Вошла она в магазин – и надо же, с ходу наткнулась на какой‑то инструмент, который искала всю сознательную жизнь, очень необходимый при твердой обработке металла. Не скажу какой, с металлом я никогда не работала, так что и инструмента назвать не могу, но поняла – очень редкий. Хищной львицей набросилась девушка на давно разыскиваемую редкость, и представьте ее разочарование: это оказался лишь макет инструмента. Хозяин положил его, чтобы возможный покупатель знал – имеется таковой, и по требованию клиента хозяин выпишет его с центрального склада в столице. Но для этого потребуется дня два. А инструмент редкий, это я поняла из разговора Беаты с владельцем магазина, за ним к нему приезжали ювелиры даже из других стран, не только со всей Дании. Не помня себя от радости, что наконец получит столь нужное ей орудие производства, Беата согласилась бы ждать и двадцать лет. Потом вспомнила об Алиции. Нет, не будет стеснять ее, прямо сейчас поедет в гостиницу, благо и деньги, и кредитные карточки вернулись к ней.
Гостиница оказалась забитой до отказа, ближайший номер освобождался лишь через две недели. Ничего не попишешь, начинался туристический сезон.
Беата опять впала в отчаяние.
– Чувствую себя последней идиоткой, – ныла она. – Хотела только повидаться с Алицией, но не садиться ей на шею! А тут сваливаюсь, как смерч какой.

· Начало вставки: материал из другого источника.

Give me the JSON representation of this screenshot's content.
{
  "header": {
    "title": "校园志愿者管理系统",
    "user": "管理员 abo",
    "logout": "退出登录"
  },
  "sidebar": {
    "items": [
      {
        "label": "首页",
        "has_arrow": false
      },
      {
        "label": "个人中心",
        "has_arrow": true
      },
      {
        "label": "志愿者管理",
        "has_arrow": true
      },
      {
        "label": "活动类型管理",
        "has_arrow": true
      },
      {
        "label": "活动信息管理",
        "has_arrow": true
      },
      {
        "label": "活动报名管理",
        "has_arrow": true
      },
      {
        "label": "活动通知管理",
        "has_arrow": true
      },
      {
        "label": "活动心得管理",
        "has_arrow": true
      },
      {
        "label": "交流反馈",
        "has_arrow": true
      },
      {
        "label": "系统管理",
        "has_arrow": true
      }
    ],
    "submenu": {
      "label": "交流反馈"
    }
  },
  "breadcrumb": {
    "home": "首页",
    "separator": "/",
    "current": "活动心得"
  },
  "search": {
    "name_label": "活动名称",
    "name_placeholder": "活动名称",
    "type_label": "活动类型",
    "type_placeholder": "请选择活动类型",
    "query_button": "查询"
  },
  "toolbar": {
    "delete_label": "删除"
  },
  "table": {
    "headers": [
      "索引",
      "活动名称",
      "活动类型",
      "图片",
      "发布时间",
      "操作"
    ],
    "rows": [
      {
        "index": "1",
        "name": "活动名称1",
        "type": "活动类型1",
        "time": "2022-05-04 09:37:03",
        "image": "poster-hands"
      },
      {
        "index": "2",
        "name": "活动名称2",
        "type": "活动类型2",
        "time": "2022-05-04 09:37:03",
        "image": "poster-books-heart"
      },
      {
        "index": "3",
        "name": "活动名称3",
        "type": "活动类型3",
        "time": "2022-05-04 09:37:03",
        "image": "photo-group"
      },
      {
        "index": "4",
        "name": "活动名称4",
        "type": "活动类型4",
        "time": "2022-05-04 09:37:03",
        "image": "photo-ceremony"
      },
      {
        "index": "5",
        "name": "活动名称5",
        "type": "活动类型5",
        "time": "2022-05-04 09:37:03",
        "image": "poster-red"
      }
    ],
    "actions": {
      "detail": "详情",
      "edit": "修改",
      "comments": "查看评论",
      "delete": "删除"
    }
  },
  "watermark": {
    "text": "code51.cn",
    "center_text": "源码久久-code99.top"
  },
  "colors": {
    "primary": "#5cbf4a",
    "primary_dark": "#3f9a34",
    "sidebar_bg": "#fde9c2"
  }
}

– На смерч ты мало похожа, – успокаивала я ее. – И не отчаивайся так. Поездим с тобой по ближайшим окрестностям, поищем в гостиницах и мотелях в Лингби или Холте.
***
Услышав о новой проблеме Беаты, Алиция лишь постучала пальцем по виску и предложила на обед филе из индюшачьей грудки, которые первыми начали размораживаться в моем багажнике. Что же касается моей личной рыбы, то сообща решили – еще потерпит.
– Из телевизионной комнаты я уже убрала семена, – сообщила она нам. – Теперь можно добраться до софы. Правда, она выдвижная и нижняя ее часть с годами как‑то все хуже выдвигается, но с этим мы можем подождать до приезда Павла. Приедет и вытащит, не хочется мне сейчас возиться с ней.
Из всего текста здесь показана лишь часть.